29 April 2008 / by Rebecca Sargent
A third of homeowners believe they could break into their own homes within minutes, new research from Zurich Insurance has revealed.

The study found that as many as six million Brits thought their security was easy to bypass, and one in ten have actually proven this by successfully breaking into their own homes.

Of those who managed to force entry, two thirds did so in less than 15 minutes, whilst more than a quarter accomplished it in as little as five minutes. A common point of entry for those who have found themselves locked out is, according to the research, a window left carelessly open.

Those who are casual enough to leave a window open when they go out could find their home insurance is invalid.

The study also questioned burglars to find out more about break-ins. Of those questioned, the study found that 87 per cent of burglars said that break-ins are normally opportunistic. According to burglars, leaving a window open, not having a burglar alarm and accidentally leaving the back door open are common causes for burglary.

The burglars questioned also offered tips on avoiding being a victim of a burglary, suggesting the use of simple deterrents such as window locks and external security lights.
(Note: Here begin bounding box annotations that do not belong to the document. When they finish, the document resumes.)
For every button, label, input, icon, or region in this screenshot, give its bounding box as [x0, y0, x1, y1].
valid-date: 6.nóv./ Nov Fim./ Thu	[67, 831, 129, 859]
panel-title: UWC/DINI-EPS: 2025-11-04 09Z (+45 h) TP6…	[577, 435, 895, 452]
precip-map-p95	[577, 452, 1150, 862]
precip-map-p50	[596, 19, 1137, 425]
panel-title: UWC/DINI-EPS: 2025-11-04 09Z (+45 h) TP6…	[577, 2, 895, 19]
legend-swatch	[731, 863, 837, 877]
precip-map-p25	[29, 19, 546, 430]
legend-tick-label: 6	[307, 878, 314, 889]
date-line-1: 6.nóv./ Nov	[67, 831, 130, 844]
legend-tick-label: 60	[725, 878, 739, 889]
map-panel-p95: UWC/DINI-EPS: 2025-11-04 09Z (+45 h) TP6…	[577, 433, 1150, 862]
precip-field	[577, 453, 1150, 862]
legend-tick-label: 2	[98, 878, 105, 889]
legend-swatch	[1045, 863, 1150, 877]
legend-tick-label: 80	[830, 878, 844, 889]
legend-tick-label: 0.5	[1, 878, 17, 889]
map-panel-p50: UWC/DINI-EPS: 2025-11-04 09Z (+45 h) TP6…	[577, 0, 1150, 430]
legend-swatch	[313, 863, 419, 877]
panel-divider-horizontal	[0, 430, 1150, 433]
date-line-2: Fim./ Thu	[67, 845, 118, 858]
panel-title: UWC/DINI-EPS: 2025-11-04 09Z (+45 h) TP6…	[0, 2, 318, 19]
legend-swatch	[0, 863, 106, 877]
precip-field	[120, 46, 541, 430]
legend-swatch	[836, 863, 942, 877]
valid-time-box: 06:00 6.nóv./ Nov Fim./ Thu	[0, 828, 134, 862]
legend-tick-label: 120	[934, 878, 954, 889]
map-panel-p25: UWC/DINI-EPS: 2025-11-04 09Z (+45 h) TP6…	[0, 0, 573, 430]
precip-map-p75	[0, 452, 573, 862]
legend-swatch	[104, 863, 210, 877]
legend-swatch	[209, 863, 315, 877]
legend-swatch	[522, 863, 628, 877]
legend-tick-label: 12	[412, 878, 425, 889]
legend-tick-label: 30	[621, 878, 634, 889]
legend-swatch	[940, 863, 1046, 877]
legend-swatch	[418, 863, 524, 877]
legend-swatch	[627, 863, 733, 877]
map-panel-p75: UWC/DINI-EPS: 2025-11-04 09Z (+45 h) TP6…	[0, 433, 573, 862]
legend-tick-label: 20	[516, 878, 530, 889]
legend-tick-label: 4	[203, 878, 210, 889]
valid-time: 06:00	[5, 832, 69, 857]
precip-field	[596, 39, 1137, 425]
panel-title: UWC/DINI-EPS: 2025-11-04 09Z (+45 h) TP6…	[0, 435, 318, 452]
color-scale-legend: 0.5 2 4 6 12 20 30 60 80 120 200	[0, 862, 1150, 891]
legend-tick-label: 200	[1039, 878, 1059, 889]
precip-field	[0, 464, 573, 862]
Traditional British neighbourly values also remain prominent as deterrents for burglars, 56 per cent of homeowners ask a neighbour to keep an eye on their property whilst away, and 64 per cent of burglars questioned said this would be deterrent enough.

Reformed criminal, turned probation officer, Bob Turney, said: "Burglars want an easy way in – and most burglaries are simply a result of thieves taking advantage of householders who've left their homes wide open and there for the taking.

"And if you know that your home security isn't what it should be and can break into your property in less than five minutes, a professional burglar can do it in half the time."

Managing director for Direct & Partnerships at Zurich Insurance, Mike Quinton, supported this, stating: "If homeowners can break-in to their own properties that's a major warning sign for them to take stock of their security measures.

"While you don't need to turn your house into a fortress, it is always important to take proper precautions and update your home security." Mr Quinton concluded.